There was a little debris in all the ducts I took pictures of (for example, here's another):

Ducts 004.jpg

If there were more room in the crawlspace (slither space), I'd rip out the ducts and replace them. To give you an example, at one place I had to squeeze under a pipe, and I could only do it after exhaling.

And the ducts go under and over things -- it's a jungle down there.
 
Wow- T-Al - reminds me of Asimov's Incredible Voyage movie :) Sad thing is those mice sure did leave a lot of fecal matter - YUCK!
 
It would cost $500 to have the ducts cleaned. They remove the furnace, put on a big vacuum, then work from each register to push debris into the vacuum. This is followed by a disinfectant spray.....

Also from the EPA website about duct cleaning:

Air duct cleaning service providers may tell you that they need to apply chemical biocide to the inside of your ducts as a means to kill bacteria (germs) and fungi (mold) and prevent future biological growth. They may also propose the application of a "sealant" to prevent dust and dirt particles from being released into the air or to seal air leaks. You should fully understand the pros and cons of permitting application of chemical biocides or sealants. While the targeted use of chemical biocides and sealants may be appropriate under specific circumstances, research has not demonstrated their effectiveness in duct cleaning or their potential adverse health effects. No chemical biocides are currently registered by EPA for use in internally-insulated air duct systems (see Should chemical biocides be applied to the inside of air ducts?).
 
wait wait wait. they are going to REMOVE your furnace to clean the ducts? wtf? tell me more about your home...is it a ranch? any basement? only crawl? Ask them why they cant just cut into your plenum or main line!

and how many SF is your home? you can pm me if you wish
 
Just a comment: Flexduct is crappy. The rough inside slows air movement and decreases the efficiency of HVAC equipment. It frequently gets crushed in attics, cutting off or reducing heating/cooling to portions of the structure. It frequently comes apart at the junctions and suffers mechanical damage (e.g. from mice) that causes significant loss of conditioned air. In addition, the resultant depressurization of the building envelope causes lots of other indoor air quality problems (increased moisture, possibly increased radon, possibility of CO backdraft from appliances, etc). The depressurization/loss of conditioned air can continue unnoticed for years--who checks their ductwork for leaks?

The only good thing about it is that it is cheap to install. After that, it is all negative.
 
Just a comment: Flexduct is crappy. The rough inside slows air movement and decreases the efficiency of HVAC equipment. It frequently gets crushed in attics, cutting off or reducing heating/cooling to portions of the structure. It frequently comes apart at the junctions and suffers mechanical damage (e.g. from mice) that causes significant loss of conditioned air. In addition, the resultant depressurization of the building envelope causes lots of other indoor air quality problems (increased moisture, possibly increased radon, possibility of CO backdraft from appliances, etc).
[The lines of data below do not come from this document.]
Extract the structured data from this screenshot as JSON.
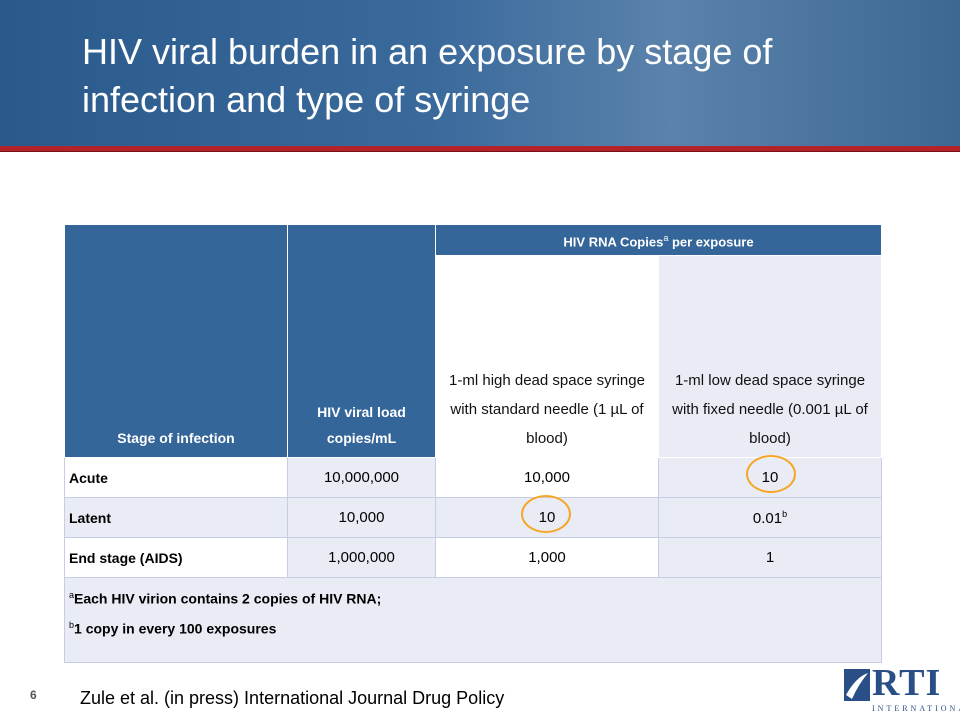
{
  "header": {
    "title": "HIV viral burden in an exposure by stage of infection and type of syringe"
  },
  "table": {
    "group_header": {
      "text": "HIV RNA Copies",
      "mark": "a",
      "suffix": " per exposure"
    },
    "columns": [
      "Stage of infection",
      "HIV viral load copies/mL",
      "1-ml high dead space syringe with standard needle (1 µL of blood)",
      "1-ml low dead space syringe with fixed needle (0.001 µL of blood)"
    ],
    "rows": [
      [
        "Acute",
        "10,000,000",
        "10,000",
        "10"
      ],
      [
        "Latent",
        "10,000",
        "10",
        "0.01"
      ],
      [
        "End stage (AIDS)",
        "1,000,000",
        "1,000",
        "1"
      ]
    ],
    "row_marks": {
      "1": {
        "3": "b"
      }
    },
    "footnotes": [
      {
        "mark": "a",
        "text": "Each HIV virion contains 2 copies of HIV RNA;"
      },
      {
        "mark": "b",
        "text": "1 copy in every 100 exposures"
      }
    ]
  },
  "footer": {
    "page_number": "6",
    "citation": "Zule et al. (in press) International Journal Drug Policy",
    "logo": {
      "name": "RTI",
      "subtitle": "INTERNATIONAL"
    }
  }
}
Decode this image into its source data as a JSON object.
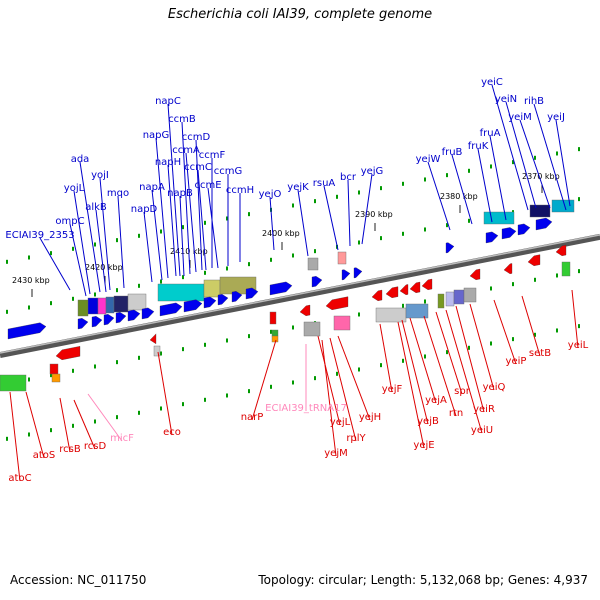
{
  "title": "Escherichia coli IAI39, complete genome",
  "footer": {
    "accession": "Accession: NC_011750",
    "summary": "Topology: circular; Length: 5,132,068 bp; Genes: 4,937"
  },
  "colors": {
    "forward_label": "#0000cc",
    "reverse_label": "#dd0000",
    "rna_label": "#ff88bb",
    "forward_gene": "#0000ee",
    "reverse_gene": "#ee0000",
    "tick": "#009900",
    "backbone": "#777777"
  },
  "ticks": [
    {
      "label": "2430 kbp"
    },
    {
      "label": "2420 kbp"
    },
    {
      "label": "2410 kbp"
    },
    {
      "label": "2400 kbp"
    },
    {
      "label": "2390 kbp"
    },
    {
      "label": "2380 kbp"
    },
    {
      "label": "2370 kbp"
    }
  ],
  "forward_labels": [
    {
      "text": "ECIAI39_2353"
    },
    {
      "text": "ompC"
    },
    {
      "text": "yojL"
    },
    {
      "text": "ada"
    },
    {
      "text": "alkB"
    },
    {
      "text": "yojI"
    },
    {
      "text": "mqo"
    },
    {
      "text": "napD"
    },
    {
      "text": "napA"
    },
    {
      "text": "napG"
    },
    {
      "text": "napH"
    },
    {
      "text": "napB"
    },
    {
      "text": "napC"
    },
    {
      "text": "ccmB"
    },
    {
      "text": "ccmA"
    },
    {
      "text": "ccmD"
    },
    {
      "text": "ccmC"
    },
    {
      "text": "ccmF"
    },
    {
      "text": "ccmE"
    },
    {
      "text": "ccmG"
    },
    {
      "text": "ccmH"
    },
    {
      "text": "yejO"
    },
    {
      "text": "yejK"
    },
    {
      "text": "rsuA"
    },
    {
      "text": "bcr"
    },
    {
      "text": "yejG"
    },
    {
      "text": "yeiW"
    },
    {
      "text": "fruB"
    },
    {
      "text": "fruK"
    },
    {
      "text": "fruA"
    },
    {
      "text": "yeiC"
    },
    {
      "text": "yeiN"
    },
    {
      "text": "yeiM"
    },
    {
      "text": "rihB"
    },
    {
      "text": "yeiJ"
    }
  ],
  "reverse_labels": [
    {
      "text": "atoC"
    },
    {
      "text": "atoS"
    },
    {
      "text": "rcsB"
    },
    {
      "text": "rcsD"
    },
    {
      "text": "eco"
    },
    {
      "text": "narP"
    },
    {
      "text": "yejL"
    },
    {
      "text": "yejM"
    },
    {
      "text": "rplY"
    },
    {
      "text": "yejH"
    },
    {
      "text": "yejF"
    },
    {
      "text": "yejE"
    },
    {
      "text": "yejB"
    },
    {
      "text": "yejA"
    },
    {
      "text": "rtn"
    },
    {
      "text": "spr"
    },
    {
      "text": "yeiU"
    },
    {
      "text": "yeiR"
    },
    {
      "text": "yeiQ"
    },
    {
      "text": "yeiP"
    },
    {
      "text": "setB"
    },
    {
      "text": "yeiL"
    }
  ],
  "rna_labels": [
    {
      "text": "micF"
    },
    {
      "text": "ECIAI39_tRNA17"
    }
  ]
}
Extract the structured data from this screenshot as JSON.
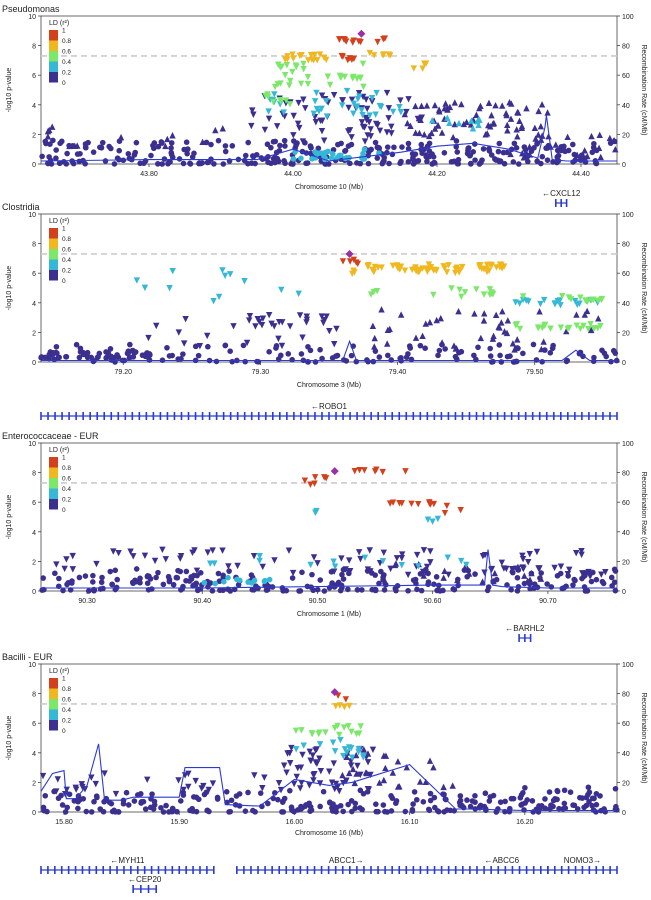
{
  "colors": {
    "ld_0_0.2": "#3b2f8f",
    "ld_0.2_0.4": "#35b8d6",
    "ld_0.4_0.6": "#7be86a",
    "ld_0.6_0.8": "#f1b71f",
    "ld_0.8_1": "#d3401c",
    "lead": "#9b2fa8",
    "na": "#aaaaaa",
    "recomb": "#2b3bd1",
    "threshold": "#cccccc",
    "gene": "#2b3bd1"
  },
  "legend": {
    "title": "LD (r²)",
    "ticks": [
      "1",
      "0.8",
      "0.6",
      "0.4",
      "0.2",
      "0"
    ]
  },
  "y_left_label": "-log10 p-value",
  "y_right_label": "Recombination Rate (cM/Mb)",
  "chart_data": [
    {
      "type": "scatter",
      "title": "Pseudomonas",
      "xlabel": "Chromosome 10 (Mb)",
      "xlim": [
        43.65,
        44.45
      ],
      "xticks": [
        "43.80",
        "44.00",
        "44.20",
        "44.40"
      ],
      "xtick_values": [
        43.8,
        44.0,
        44.2,
        44.4
      ],
      "ylim": [
        0,
        10
      ],
      "yticks": [
        "0",
        "2",
        "4",
        "6",
        "8",
        "10"
      ],
      "y2ticks": [
        "0",
        "20",
        "40",
        "60",
        "80",
        "100"
      ],
      "threshold": 7.3,
      "lead": {
        "x": 44.095,
        "y": 8.8
      },
      "clusters": [
        {
          "x0": 44.06,
          "x1": 44.13,
          "y0": 8.2,
          "y1": 8.5,
          "n": 12,
          "ld": 4,
          "shape": "down"
        },
        {
          "x0": 43.98,
          "x1": 44.05,
          "y0": 7.0,
          "y1": 7.4,
          "n": 16,
          "ld": 3,
          "shape": "down"
        },
        {
          "x0": 44.05,
          "x1": 44.09,
          "y0": 7.0,
          "y1": 7.3,
          "n": 6,
          "ld": 4,
          "shape": "down"
        },
        {
          "x0": 44.1,
          "x1": 44.14,
          "y0": 7.2,
          "y1": 7.5,
          "n": 6,
          "ld": 3,
          "shape": "down"
        },
        {
          "x0": 44.16,
          "x1": 44.19,
          "y0": 6.4,
          "y1": 6.8,
          "n": 4,
          "ld": 3,
          "shape": "down"
        },
        {
          "x0": 43.96,
          "x1": 44.1,
          "y0": 5.2,
          "y1": 7.0,
          "n": 30,
          "ld": 2,
          "shape": "down"
        },
        {
          "x0": 43.96,
          "x1": 44.0,
          "y0": 4.0,
          "y1": 4.8,
          "n": 8,
          "ld": 2,
          "shape": "down"
        },
        {
          "x0": 43.95,
          "x1": 44.15,
          "y0": 3.2,
          "y1": 5.0,
          "n": 34,
          "ld": 1,
          "shape": "down"
        },
        {
          "x0": 43.94,
          "x1": 44.18,
          "y0": 1.5,
          "y1": 4.8,
          "n": 70,
          "ld": 0,
          "shape": "down"
        },
        {
          "x0": 44.15,
          "x1": 44.36,
          "y0": 1.8,
          "y1": 4.2,
          "n": 70,
          "ld": 0,
          "shape": "up"
        },
        {
          "x0": 44.18,
          "x1": 44.28,
          "y0": 2.4,
          "y1": 3.2,
          "n": 10,
          "ld": 1,
          "shape": "up"
        },
        {
          "x0": 44.0,
          "x1": 44.12,
          "y0": 0.3,
          "y1": 1.0,
          "n": 28,
          "ld": 1,
          "shape": "circle"
        },
        {
          "x0": 43.65,
          "x1": 44.45,
          "y0": 0.0,
          "y1": 1.6,
          "n": 320,
          "ld": 0,
          "shape": "circle"
        },
        {
          "x0": 43.65,
          "x1": 43.92,
          "y0": 1.2,
          "y1": 2.6,
          "n": 14,
          "ld": 0,
          "shape": "up"
        },
        {
          "x0": 44.3,
          "x1": 44.45,
          "y0": 0.4,
          "y1": 2.0,
          "n": 24,
          "ld": 0,
          "shape": "up"
        }
      ],
      "recomb_x": [
        43.65,
        43.8,
        43.95,
        44.0,
        44.05,
        44.1,
        44.15,
        44.2,
        44.25,
        44.3,
        44.34,
        44.35,
        44.352,
        44.36,
        44.38,
        44.45
      ],
      "recomb_y": [
        0.2,
        0.3,
        0.3,
        1.0,
        0.2,
        0.5,
        0.8,
        1.2,
        1.4,
        1.0,
        0.4,
        2.5,
        3.3,
        0.3,
        0.2,
        0.2
      ],
      "genes": [
        {
          "name": "←CXCL12",
          "x0": 44.365,
          "x1": 44.38,
          "row": 0
        }
      ]
    },
    {
      "type": "scatter",
      "title": "Clostridia",
      "xlabel": "Chromosome 3 (Mb)",
      "xlim": [
        79.14,
        79.56
      ],
      "xticks": [
        "79.20",
        "79.30",
        "79.40",
        "79.50"
      ],
      "xtick_values": [
        79.2,
        79.3,
        79.4,
        79.5
      ],
      "ylim": [
        0,
        10
      ],
      "yticks": [
        "0",
        "2",
        "4",
        "6",
        "8",
        "10"
      ],
      "y2ticks": [
        "0",
        "20",
        "40",
        "60",
        "80",
        "100"
      ],
      "threshold": 7.3,
      "lead": {
        "x": 79.365,
        "y": 7.3
      },
      "clusters": [
        {
          "x0": 79.36,
          "x1": 79.372,
          "y0": 6.6,
          "y1": 7.0,
          "n": 5,
          "ld": 4,
          "shape": "down"
        },
        {
          "x0": 79.375,
          "x1": 79.48,
          "y0": 6.0,
          "y1": 6.6,
          "n": 60,
          "ld": 3,
          "shape": "down"
        },
        {
          "x0": 79.36,
          "x1": 79.37,
          "y0": 5.6,
          "y1": 6.4,
          "n": 3,
          "ld": 3,
          "shape": "down"
        },
        {
          "x0": 79.38,
          "x1": 79.39,
          "y0": 4.4,
          "y1": 4.8,
          "n": 3,
          "ld": 2,
          "shape": "down"
        },
        {
          "x0": 79.41,
          "x1": 79.47,
          "y0": 4.4,
          "y1": 5.0,
          "n": 12,
          "ld": 2,
          "shape": "down"
        },
        {
          "x0": 79.49,
          "x1": 79.55,
          "y0": 4.0,
          "y1": 4.5,
          "n": 12,
          "ld": 2,
          "shape": "down"
        },
        {
          "x0": 79.48,
          "x1": 79.55,
          "y0": 3.8,
          "y1": 4.2,
          "n": 18,
          "ld": 1,
          "shape": "down"
        },
        {
          "x0": 79.48,
          "x1": 79.55,
          "y0": 2.2,
          "y1": 2.6,
          "n": 22,
          "ld": 2,
          "shape": "down"
        },
        {
          "x0": 79.2,
          "x1": 79.34,
          "y0": 3.8,
          "y1": 6.2,
          "n": 12,
          "ld": 1,
          "shape": "down"
        },
        {
          "x0": 79.29,
          "x1": 79.35,
          "y0": 2.4,
          "y1": 3.2,
          "n": 20,
          "ld": 0,
          "shape": "down"
        },
        {
          "x0": 79.2,
          "x1": 79.36,
          "y0": 1.0,
          "y1": 3.0,
          "n": 16,
          "ld": 0,
          "shape": "down"
        },
        {
          "x0": 79.38,
          "x1": 79.55,
          "y0": 0.8,
          "y1": 3.6,
          "n": 45,
          "ld": 0,
          "shape": "up"
        },
        {
          "x0": 79.14,
          "x1": 79.56,
          "y0": 0.0,
          "y1": 1.2,
          "n": 140,
          "ld": 0,
          "shape": "circle"
        },
        {
          "x0": 79.14,
          "x1": 79.22,
          "y0": 0.3,
          "y1": 0.7,
          "n": 40,
          "ld": 0,
          "shape": "circle"
        }
      ],
      "recomb_x": [
        79.14,
        79.3,
        79.36,
        79.365,
        79.37,
        79.45,
        79.52,
        79.53,
        79.54,
        79.56
      ],
      "recomb_y": [
        0.1,
        0.1,
        0.1,
        1.4,
        0.1,
        0.1,
        0.1,
        0.8,
        0.1,
        0.1
      ],
      "genes": [
        {
          "name": "←ROBO1",
          "x0": 79.14,
          "x1": 79.56,
          "row": 0
        }
      ]
    },
    {
      "type": "scatter",
      "title": "Enterococcaceae - EUR",
      "xlabel": "Chromosome 1 (Mb)",
      "xlim": [
        90.26,
        90.76
      ],
      "xticks": [
        "90.30",
        "90.40",
        "90.50",
        "90.60",
        "90.70"
      ],
      "xtick_values": [
        90.3,
        90.4,
        90.5,
        90.6,
        90.7
      ],
      "ylim": [
        0,
        10
      ],
      "yticks": [
        "0",
        "2",
        "4",
        "6",
        "8",
        "10"
      ],
      "y2ticks": [
        "0",
        "20",
        "40",
        "60",
        "80",
        "100"
      ],
      "threshold": 7.3,
      "lead": {
        "x": 90.515,
        "y": 8.1
      },
      "clusters": [
        {
          "x0": 90.53,
          "x1": 90.58,
          "y0": 7.9,
          "y1": 8.2,
          "n": 7,
          "ld": 4,
          "shape": "down"
        },
        {
          "x0": 90.485,
          "x1": 90.51,
          "y0": 7.1,
          "y1": 7.7,
          "n": 6,
          "ld": 4,
          "shape": "down"
        },
        {
          "x0": 90.56,
          "x1": 90.61,
          "y0": 5.8,
          "y1": 6.0,
          "n": 10,
          "ld": 4,
          "shape": "down"
        },
        {
          "x0": 90.61,
          "x1": 90.625,
          "y0": 5.2,
          "y1": 5.8,
          "n": 3,
          "ld": 4,
          "shape": "down"
        },
        {
          "x0": 90.49,
          "x1": 90.5,
          "y0": 5.0,
          "y1": 5.4,
          "n": 2,
          "ld": 1,
          "shape": "down"
        },
        {
          "x0": 90.58,
          "x1": 90.63,
          "y0": 4.6,
          "y1": 5.0,
          "n": 3,
          "ld": 1,
          "shape": "down"
        },
        {
          "x0": 90.39,
          "x1": 90.63,
          "y0": 1.6,
          "y1": 2.4,
          "n": 14,
          "ld": 1,
          "shape": "down"
        },
        {
          "x0": 90.4,
          "x1": 90.46,
          "y0": 0.5,
          "y1": 1.0,
          "n": 12,
          "ld": 1,
          "shape": "circle"
        },
        {
          "x0": 90.27,
          "x1": 90.75,
          "y0": 1.0,
          "y1": 2.8,
          "n": 80,
          "ld": 0,
          "shape": "down"
        },
        {
          "x0": 90.65,
          "x1": 90.72,
          "y0": 1.4,
          "y1": 1.6,
          "n": 14,
          "ld": 0,
          "shape": "down"
        },
        {
          "x0": 90.26,
          "x1": 90.76,
          "y0": 0.0,
          "y1": 1.5,
          "n": 230,
          "ld": 0,
          "shape": "circle"
        },
        {
          "x0": 90.55,
          "x1": 90.7,
          "y0": 0.6,
          "y1": 2.0,
          "n": 20,
          "ld": 0,
          "shape": "up"
        }
      ],
      "recomb_x": [
        90.26,
        90.4,
        90.5,
        90.6,
        90.645,
        90.648,
        90.652,
        90.66,
        90.7,
        90.76
      ],
      "recomb_y": [
        0.2,
        0.2,
        0.3,
        0.4,
        0.4,
        2.8,
        0.4,
        0.3,
        0.2,
        0.2
      ],
      "genes": [
        {
          "name": "←BARHL2",
          "x0": 90.675,
          "x1": 90.685,
          "row": 0
        }
      ]
    },
    {
      "type": "scatter",
      "title": "Bacilli - EUR",
      "xlabel": "Chromosome 16 (Mb)",
      "xlim": [
        15.78,
        16.28
      ],
      "xticks": [
        "15.80",
        "15.90",
        "16.00",
        "16.10",
        "16.20"
      ],
      "xtick_values": [
        15.8,
        15.9,
        16.0,
        16.1,
        16.2
      ],
      "ylim": [
        0,
        10
      ],
      "yticks": [
        "0",
        "2",
        "4",
        "6",
        "8",
        "10"
      ],
      "y2ticks": [
        "0",
        "20",
        "40",
        "60",
        "80",
        "100"
      ],
      "threshold": 7.3,
      "lead": {
        "x": 16.035,
        "y": 8.1
      },
      "clusters": [
        {
          "x0": 16.035,
          "x1": 16.045,
          "y0": 7.6,
          "y1": 7.9,
          "n": 2,
          "ld": 4,
          "shape": "down"
        },
        {
          "x0": 16.03,
          "x1": 16.05,
          "y0": 6.9,
          "y1": 7.2,
          "n": 4,
          "ld": 3,
          "shape": "down"
        },
        {
          "x0": 16.0,
          "x1": 16.06,
          "y0": 5.2,
          "y1": 5.9,
          "n": 16,
          "ld": 2,
          "shape": "down"
        },
        {
          "x0": 16.0,
          "x1": 16.06,
          "y0": 3.6,
          "y1": 5.0,
          "n": 16,
          "ld": 1,
          "shape": "down"
        },
        {
          "x0": 15.99,
          "x1": 16.07,
          "y0": 1.4,
          "y1": 4.4,
          "n": 50,
          "ld": 0,
          "shape": "down"
        },
        {
          "x0": 16.04,
          "x1": 16.14,
          "y0": 1.4,
          "y1": 4.4,
          "n": 28,
          "ld": 0,
          "shape": "up"
        },
        {
          "x0": 15.78,
          "x1": 15.99,
          "y0": 1.2,
          "y1": 2.6,
          "n": 30,
          "ld": 0,
          "shape": "down"
        },
        {
          "x0": 16.14,
          "x1": 16.28,
          "y0": 0.2,
          "y1": 1.8,
          "n": 25,
          "ld": 0,
          "shape": "circle"
        },
        {
          "x0": 15.78,
          "x1": 16.28,
          "y0": 0.0,
          "y1": 1.5,
          "n": 240,
          "ld": 0,
          "shape": "circle"
        }
      ],
      "recomb_x": [
        15.78,
        15.79,
        15.8,
        15.802,
        15.81,
        15.82,
        15.83,
        15.835,
        15.84,
        15.85,
        15.86,
        15.88,
        15.9,
        15.905,
        15.935,
        15.94,
        15.97,
        16.0,
        16.03,
        16.05,
        16.1,
        16.14,
        16.15,
        16.2,
        16.28
      ],
      "recomb_y": [
        1.4,
        2.6,
        2.8,
        0.9,
        0.9,
        1.8,
        4.6,
        0.9,
        0.8,
        0.8,
        1.0,
        1.0,
        1.0,
        3.0,
        3.0,
        0.5,
        0.4,
        2.2,
        1.8,
        2.0,
        3.2,
        0.2,
        0.2,
        0.1,
        0.1
      ],
      "genes": [
        {
          "name": "←MYH11",
          "x0": 15.78,
          "x1": 15.93,
          "row": 0
        },
        {
          "name": "←CEP20",
          "x0": 15.86,
          "x1": 15.88,
          "row": 1
        },
        {
          "name": "ABCC1→",
          "x0": 15.95,
          "x1": 16.14,
          "row": 0
        },
        {
          "name": "←ABCC6",
          "x0": 16.14,
          "x1": 16.22,
          "row": 0
        },
        {
          "name": "NOMO3→",
          "x0": 16.22,
          "x1": 16.28,
          "row": 0
        }
      ]
    }
  ]
}
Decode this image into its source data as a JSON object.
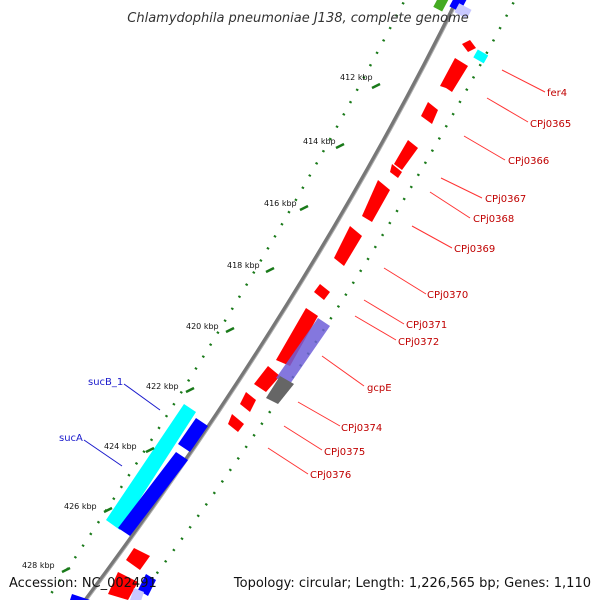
{
  "title": "Chlamydophila pneumoniae J138, complete genome",
  "footer": {
    "accession": "Accession: NC_002491",
    "summary": "Topology: circular; Length: 1,226,565 bp; Genes: 1,110"
  },
  "ticks": [
    "412 kbp",
    "414 kbp",
    "416 kbp",
    "418 kbp",
    "420 kbp",
    "422 kbp",
    "424 kbp",
    "426 kbp",
    "428 kbp"
  ],
  "gene_labels": [
    "fer4",
    "CPj0365",
    "CPj0366",
    "CPj0367",
    "CPj0368",
    "CPj0369",
    "CPj0370",
    "CPj0371",
    "CPj0372",
    "gcpE",
    "CPj0374",
    "CPj0375",
    "CPj0376",
    "sucB_1",
    "sucA"
  ],
  "colors": {
    "cds": "#ff0000",
    "cds_reverse": "#0000ff",
    "highlight_cyan": "#00ffff",
    "highlight_purple": "#6f5fd8",
    "gray_feature": "#666666",
    "backbone": "#808080",
    "tick_dots": "#1a7a1a",
    "label_red": "#c00000",
    "label_blue": "#1a1acc"
  }
}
The depressurization/loss of conditioned air can continue unnoticed for years--who checks their ductwork for leaks?

The only good thing about it is that it is cheap to install. After that, it is all negative.

AMEN! More and more newer homes have only flex upstairs...and in runs where it is obvious the builder forgot to do something!

recently, i was in a home with CARDBOARD main lines and flex going everywhere....it was a 350k new construction ranch...which in OHIO is a nice home
 
I've set up an appointment for the cleaning ($472). He confirmed that they do indeed take off the furnace. He feels it's superior to just going into the plenum.

He suggested cleaning and servicing of the furnace (extra $72) which I will probably do.

The house is two stories, but I'm only going to do the ducts that are under the house. One duct company said that code requires that those be sheet metal and not flex duct.

I considered replacing it, but we simply do not use the furnace. I run it 10 minutes per month so that it won't feel neglected.

Thanks for all the advice, TF and others.